Robust Field-Only Surface Integral Equations: Scattering from a Dielectric Body

TL;DR

This paper introduces a new, robust surface integral method for solving Maxwell's equations on dielectric scatterers that avoids common numerical issues and simplifies implementation, effective across various scattering regimes.

Contribution

A novel, fully desingularized surface integral method for electric fields in dielectric scattering that simplifies computations and improves robustness over existing techniques.

Findings

Method is simpler and avoids intermediate quantities.

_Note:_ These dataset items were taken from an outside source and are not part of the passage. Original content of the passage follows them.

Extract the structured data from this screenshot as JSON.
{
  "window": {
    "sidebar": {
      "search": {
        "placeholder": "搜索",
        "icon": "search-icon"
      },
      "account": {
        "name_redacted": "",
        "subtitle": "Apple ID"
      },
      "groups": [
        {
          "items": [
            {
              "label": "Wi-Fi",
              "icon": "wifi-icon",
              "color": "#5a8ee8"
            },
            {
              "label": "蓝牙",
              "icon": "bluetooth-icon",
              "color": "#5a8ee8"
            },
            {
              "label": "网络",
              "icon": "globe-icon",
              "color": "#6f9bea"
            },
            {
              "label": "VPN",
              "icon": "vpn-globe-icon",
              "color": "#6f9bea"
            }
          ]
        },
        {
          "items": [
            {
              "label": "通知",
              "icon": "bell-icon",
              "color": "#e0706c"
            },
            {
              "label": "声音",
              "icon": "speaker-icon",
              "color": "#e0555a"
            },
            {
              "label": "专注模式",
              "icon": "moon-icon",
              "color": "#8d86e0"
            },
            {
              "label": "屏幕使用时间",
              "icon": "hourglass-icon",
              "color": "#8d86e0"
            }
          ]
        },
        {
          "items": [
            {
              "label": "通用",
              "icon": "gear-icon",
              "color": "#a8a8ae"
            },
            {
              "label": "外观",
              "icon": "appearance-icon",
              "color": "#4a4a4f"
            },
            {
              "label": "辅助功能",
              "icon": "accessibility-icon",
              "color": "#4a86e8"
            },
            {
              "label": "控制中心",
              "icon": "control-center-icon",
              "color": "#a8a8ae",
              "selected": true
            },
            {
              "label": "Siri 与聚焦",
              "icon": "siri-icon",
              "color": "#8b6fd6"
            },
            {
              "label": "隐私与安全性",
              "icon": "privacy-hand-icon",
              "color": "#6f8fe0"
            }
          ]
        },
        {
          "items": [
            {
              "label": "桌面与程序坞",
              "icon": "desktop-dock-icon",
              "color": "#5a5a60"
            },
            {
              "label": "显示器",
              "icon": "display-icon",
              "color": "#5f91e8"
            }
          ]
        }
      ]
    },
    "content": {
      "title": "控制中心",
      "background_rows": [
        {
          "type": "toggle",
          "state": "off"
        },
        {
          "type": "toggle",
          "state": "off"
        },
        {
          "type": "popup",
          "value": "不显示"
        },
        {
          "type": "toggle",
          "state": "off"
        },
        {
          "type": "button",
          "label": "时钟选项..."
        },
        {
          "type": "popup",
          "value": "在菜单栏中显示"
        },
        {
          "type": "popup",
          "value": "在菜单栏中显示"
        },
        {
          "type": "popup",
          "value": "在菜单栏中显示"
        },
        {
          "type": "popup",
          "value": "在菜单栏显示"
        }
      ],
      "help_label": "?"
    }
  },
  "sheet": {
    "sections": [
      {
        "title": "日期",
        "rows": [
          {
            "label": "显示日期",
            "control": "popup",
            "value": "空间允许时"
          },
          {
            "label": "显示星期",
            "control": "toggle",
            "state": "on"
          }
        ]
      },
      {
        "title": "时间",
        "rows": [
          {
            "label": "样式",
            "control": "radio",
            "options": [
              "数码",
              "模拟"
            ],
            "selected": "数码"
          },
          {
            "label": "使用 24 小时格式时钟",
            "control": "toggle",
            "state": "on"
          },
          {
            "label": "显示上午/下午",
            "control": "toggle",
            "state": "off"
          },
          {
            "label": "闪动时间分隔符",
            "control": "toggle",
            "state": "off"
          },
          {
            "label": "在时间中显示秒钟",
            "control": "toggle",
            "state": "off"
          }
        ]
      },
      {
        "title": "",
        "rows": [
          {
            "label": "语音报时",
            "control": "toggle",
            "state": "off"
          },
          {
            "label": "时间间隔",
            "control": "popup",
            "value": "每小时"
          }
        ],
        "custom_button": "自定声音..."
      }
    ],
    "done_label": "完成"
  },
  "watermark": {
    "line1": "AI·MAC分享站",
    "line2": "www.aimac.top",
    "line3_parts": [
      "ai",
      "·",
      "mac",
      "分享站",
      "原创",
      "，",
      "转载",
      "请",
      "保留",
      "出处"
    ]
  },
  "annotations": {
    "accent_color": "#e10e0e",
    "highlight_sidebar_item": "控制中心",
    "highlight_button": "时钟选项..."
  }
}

No zero frequency catastrophe issues.

Effective in Rayleigh, Mie, and geometrical optics regimes.

Abstract

A robust and efficient field-only nonsingular surface integral method to solve Maxwell's equations for the components of the electric field on the surface of a dielectric scatterer is introduced. In this method, both the vector Helmholtz equation and the divergence-free constraint are satisfied inside and outside the scatterer. The divergence-free condition is replaced by an equivalent boundary condition that relates the normal derivatives of the electric field across the surface of the scatterer. Also, the continuity and jump conditions on the electric and magnetic fields are expressed in terms of the electric field across the surface of the scatterer. Together with these boundary conditions, the scalar Helmholtz equation for the components of the electric field inside and outside the scatterer is solved by a fully desingularized surface integral method. Comparing with the most popular surface integral methods based on the Stratton-Chu formulation or the PMCHWT formulation, our method is conceptually simpler and numerically straightforward because there is no need to introduce intermediate quantities such as surface currents and the use of complicated vector basis functions can be avoided altogether. Also, our method is not affected by numerical issues such as the zero frequency catastrophe and does not contain integrals with (strong) singularities. To illustrate the robustness and versatility of our method, we show examples in the Rayleigh, Mie, and geometrical optics scattering regimes. Given the symmetry between the electric field and the magnetic field, our theoretical framework can also be used to solve for the magnetic field.